Tunisie : Grève générale à Djerba

La zone de Djerba Ajim a connu, mercredi, une grève générale au cours de laquelle tous les aspects de la vie économique et administrative, avec la fermeture des commerces et des établissements publics, du bureau de la poste, du siège de la délégation et de celui de la municipalité, avec l’adhésion, aussi, du transport public qui a participé à cette grève.
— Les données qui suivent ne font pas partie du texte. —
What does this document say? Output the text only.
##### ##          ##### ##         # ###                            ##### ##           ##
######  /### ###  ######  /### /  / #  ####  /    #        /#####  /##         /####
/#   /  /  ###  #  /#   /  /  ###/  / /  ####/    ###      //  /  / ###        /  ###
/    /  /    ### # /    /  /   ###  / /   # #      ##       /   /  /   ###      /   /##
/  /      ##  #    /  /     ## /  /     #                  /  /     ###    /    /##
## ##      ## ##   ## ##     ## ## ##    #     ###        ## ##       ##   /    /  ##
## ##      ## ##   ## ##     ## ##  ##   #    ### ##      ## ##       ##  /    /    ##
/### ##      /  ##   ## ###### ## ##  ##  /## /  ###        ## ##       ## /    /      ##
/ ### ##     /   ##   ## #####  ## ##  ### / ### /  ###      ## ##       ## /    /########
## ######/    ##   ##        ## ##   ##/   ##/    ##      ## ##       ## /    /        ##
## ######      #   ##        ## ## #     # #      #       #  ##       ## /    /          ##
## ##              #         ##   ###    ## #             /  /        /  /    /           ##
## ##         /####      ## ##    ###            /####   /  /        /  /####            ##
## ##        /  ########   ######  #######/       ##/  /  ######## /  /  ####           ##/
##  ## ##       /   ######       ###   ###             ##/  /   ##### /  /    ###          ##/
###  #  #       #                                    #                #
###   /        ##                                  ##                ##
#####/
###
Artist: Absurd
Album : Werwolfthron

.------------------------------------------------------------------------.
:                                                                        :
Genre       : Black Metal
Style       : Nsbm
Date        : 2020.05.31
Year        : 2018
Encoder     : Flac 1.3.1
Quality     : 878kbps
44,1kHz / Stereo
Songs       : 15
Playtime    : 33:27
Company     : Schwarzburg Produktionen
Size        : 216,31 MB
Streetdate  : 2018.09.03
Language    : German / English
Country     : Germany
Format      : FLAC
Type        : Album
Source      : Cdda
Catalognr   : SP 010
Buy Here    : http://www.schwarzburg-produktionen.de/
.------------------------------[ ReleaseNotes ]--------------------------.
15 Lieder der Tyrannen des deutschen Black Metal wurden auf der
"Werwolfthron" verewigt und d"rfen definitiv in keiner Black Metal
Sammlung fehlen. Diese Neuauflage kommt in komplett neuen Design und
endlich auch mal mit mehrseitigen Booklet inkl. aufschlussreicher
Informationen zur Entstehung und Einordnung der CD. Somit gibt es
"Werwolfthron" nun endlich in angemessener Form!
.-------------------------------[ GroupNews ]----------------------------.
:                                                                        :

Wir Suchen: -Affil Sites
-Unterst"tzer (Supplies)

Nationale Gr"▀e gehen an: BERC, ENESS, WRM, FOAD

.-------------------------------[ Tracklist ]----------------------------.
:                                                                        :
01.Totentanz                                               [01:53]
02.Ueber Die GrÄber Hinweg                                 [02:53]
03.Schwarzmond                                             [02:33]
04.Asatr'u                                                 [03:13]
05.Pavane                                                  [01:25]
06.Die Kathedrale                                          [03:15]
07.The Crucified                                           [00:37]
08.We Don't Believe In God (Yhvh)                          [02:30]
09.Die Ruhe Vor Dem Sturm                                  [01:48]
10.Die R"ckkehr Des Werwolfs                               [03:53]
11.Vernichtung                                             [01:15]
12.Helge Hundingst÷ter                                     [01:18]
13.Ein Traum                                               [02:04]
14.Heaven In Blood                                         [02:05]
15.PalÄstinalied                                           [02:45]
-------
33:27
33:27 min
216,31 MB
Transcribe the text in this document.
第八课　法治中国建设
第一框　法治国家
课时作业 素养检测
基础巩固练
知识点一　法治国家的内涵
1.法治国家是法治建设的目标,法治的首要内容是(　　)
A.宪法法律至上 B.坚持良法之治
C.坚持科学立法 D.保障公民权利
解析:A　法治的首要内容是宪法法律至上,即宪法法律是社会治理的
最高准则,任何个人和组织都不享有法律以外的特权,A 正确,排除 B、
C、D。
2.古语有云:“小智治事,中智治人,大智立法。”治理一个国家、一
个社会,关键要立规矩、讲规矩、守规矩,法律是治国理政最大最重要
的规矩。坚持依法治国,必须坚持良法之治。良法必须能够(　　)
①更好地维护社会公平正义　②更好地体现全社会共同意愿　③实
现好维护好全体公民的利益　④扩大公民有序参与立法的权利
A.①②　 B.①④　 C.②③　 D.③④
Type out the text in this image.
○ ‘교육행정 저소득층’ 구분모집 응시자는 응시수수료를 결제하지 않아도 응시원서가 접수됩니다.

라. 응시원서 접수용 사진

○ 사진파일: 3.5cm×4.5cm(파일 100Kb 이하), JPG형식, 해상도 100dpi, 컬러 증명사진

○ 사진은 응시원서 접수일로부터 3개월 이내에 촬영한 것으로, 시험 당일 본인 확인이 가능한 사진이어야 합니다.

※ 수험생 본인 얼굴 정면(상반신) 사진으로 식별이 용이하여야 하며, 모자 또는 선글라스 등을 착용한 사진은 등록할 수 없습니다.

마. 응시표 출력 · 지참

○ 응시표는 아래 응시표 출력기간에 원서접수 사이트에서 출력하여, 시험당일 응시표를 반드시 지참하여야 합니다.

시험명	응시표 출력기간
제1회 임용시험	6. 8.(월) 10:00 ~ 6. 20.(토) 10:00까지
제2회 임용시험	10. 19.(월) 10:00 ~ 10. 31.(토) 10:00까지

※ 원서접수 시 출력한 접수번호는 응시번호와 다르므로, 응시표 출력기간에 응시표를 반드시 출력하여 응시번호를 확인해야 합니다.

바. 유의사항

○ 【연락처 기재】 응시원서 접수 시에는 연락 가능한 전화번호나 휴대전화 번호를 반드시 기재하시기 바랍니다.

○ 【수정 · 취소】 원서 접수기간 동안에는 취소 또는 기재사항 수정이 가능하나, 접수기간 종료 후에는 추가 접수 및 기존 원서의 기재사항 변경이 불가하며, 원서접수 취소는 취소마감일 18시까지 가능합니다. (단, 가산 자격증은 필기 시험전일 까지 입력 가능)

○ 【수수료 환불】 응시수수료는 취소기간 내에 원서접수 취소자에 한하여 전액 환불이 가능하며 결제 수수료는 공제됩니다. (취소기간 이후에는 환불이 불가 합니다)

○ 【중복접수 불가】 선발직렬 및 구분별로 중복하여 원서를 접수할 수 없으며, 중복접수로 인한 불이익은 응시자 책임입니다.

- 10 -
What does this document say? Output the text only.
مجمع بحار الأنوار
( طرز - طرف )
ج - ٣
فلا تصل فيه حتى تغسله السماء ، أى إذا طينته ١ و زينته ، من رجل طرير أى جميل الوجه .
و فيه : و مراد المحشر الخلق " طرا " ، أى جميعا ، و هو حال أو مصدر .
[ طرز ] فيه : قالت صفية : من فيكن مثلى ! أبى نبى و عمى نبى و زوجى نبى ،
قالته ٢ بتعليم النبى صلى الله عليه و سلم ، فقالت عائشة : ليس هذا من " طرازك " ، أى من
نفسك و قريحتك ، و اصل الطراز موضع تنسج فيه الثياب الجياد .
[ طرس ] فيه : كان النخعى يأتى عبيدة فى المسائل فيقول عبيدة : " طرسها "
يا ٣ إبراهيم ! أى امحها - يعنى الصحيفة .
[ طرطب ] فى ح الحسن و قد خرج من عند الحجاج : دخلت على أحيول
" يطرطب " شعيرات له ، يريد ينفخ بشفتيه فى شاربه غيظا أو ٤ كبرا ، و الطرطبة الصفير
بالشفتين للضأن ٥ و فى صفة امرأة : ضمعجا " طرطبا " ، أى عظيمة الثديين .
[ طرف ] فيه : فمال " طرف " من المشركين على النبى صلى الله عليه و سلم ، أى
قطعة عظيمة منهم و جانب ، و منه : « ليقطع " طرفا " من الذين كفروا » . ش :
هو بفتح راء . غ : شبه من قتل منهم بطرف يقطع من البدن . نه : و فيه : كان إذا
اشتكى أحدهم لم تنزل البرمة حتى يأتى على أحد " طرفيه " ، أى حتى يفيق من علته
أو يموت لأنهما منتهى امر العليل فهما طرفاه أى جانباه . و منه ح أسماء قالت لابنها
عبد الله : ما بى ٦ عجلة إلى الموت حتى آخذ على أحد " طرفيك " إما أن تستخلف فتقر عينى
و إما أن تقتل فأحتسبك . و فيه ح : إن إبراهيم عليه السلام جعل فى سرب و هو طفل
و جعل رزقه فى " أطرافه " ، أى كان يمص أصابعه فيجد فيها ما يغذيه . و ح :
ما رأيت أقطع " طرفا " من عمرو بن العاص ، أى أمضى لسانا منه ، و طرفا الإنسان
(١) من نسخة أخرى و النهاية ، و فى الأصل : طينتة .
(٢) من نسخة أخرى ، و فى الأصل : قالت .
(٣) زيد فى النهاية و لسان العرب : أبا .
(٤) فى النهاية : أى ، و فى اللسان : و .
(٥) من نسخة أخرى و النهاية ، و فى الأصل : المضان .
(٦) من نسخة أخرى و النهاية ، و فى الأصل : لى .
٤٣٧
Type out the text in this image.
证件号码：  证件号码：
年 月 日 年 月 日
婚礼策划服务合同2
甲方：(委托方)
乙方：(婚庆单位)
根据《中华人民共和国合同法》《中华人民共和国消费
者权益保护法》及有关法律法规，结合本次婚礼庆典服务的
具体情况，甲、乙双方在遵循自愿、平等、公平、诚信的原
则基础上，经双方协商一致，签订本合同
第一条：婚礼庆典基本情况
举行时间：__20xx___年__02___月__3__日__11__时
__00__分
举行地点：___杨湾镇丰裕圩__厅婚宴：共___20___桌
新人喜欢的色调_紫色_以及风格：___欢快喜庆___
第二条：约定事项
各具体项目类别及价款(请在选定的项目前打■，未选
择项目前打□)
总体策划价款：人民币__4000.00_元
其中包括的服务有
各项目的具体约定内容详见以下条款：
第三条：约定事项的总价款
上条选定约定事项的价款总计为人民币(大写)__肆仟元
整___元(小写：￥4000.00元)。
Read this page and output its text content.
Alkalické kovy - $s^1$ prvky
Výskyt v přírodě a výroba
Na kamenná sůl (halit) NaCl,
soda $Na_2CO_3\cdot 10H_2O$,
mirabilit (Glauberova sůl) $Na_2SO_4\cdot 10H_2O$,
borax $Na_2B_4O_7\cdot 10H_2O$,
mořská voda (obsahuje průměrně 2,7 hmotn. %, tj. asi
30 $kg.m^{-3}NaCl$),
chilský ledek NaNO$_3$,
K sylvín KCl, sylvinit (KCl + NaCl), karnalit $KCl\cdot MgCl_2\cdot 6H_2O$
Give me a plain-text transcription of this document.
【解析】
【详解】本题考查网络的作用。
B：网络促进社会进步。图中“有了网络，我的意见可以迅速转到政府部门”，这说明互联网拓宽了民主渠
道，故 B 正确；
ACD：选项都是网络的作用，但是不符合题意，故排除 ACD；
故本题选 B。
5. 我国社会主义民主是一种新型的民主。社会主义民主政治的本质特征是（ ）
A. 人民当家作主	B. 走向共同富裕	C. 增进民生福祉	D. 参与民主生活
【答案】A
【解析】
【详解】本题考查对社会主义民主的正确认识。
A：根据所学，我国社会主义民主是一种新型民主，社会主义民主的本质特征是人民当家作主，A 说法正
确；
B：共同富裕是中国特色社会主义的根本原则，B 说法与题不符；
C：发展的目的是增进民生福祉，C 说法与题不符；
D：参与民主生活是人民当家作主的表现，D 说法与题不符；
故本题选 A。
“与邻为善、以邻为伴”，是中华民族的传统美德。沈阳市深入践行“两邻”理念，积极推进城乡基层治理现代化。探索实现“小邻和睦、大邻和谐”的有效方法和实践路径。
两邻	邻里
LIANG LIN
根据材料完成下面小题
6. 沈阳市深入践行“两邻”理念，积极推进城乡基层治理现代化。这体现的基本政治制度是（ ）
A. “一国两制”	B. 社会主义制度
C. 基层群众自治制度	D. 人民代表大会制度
Ce mouvement de protestation a été, en outre, concomitant avec la grève générale nationale organisée par le syndicat général de l’enseignement de base marqué par la fermeture de la quasi-totalité des établissements éducatifs, dans la région, alors que les lycées et collèges ont fermé leurs portes. Seuls les pharmacies, les boulangeries et le service des urgences de l’hôpital local étaient ouverts.

Cette grève est observée à l’appel d’un comité d’organisation des mouvements de protestation dans l’affaire des jeunes d’Ajim qui avaient été condamnés à 10 ans de prison pour “vol et incendie du logement du chef de poste de la garde nationale d’Ajim, lors de la révolution”, avec effet immédiat.

Une marche populaire pacifique a été organisée, à cette occasion, avec la participation de nombreux citoyens, des composantes de la société civile et de partis politiques qui ont scandé des slogans dénonçant ces verdicts et la condamnation des jeunes de la révolution. Dans des déclarations à la correspondante de l’agence TAP, des participants à la marche parmi les parents et les proches des condamnés ont qualifié ce verdict de “mascarade et d’injustice”, demandant “une justice équitable et indépendante, et la réparation de cette injustice contre leurs enfants, tout en appelant à leur libération. D’autres protestataires ont considéré que cette affaire était “monté de toute pièce” et que “des jeunes ont été choisi arbitrairement”, la preuve en est, ont-ils ajouté, est qu’un des accusés était décédé”.

De son côté, le porte-parole de ce mouvement, Abderrazak Ben Daoud, a indiqué qu’un sit-in pacifique sera organisé, devant le siège du tribunal de première instance, jeudi, date du pourvoi contre ces condamnations en présence de 80 avocats pour défendre les jeunes d’Ajim. Il a menacé de durcir le mouvement, si ces jeunes ne sont pas libérés.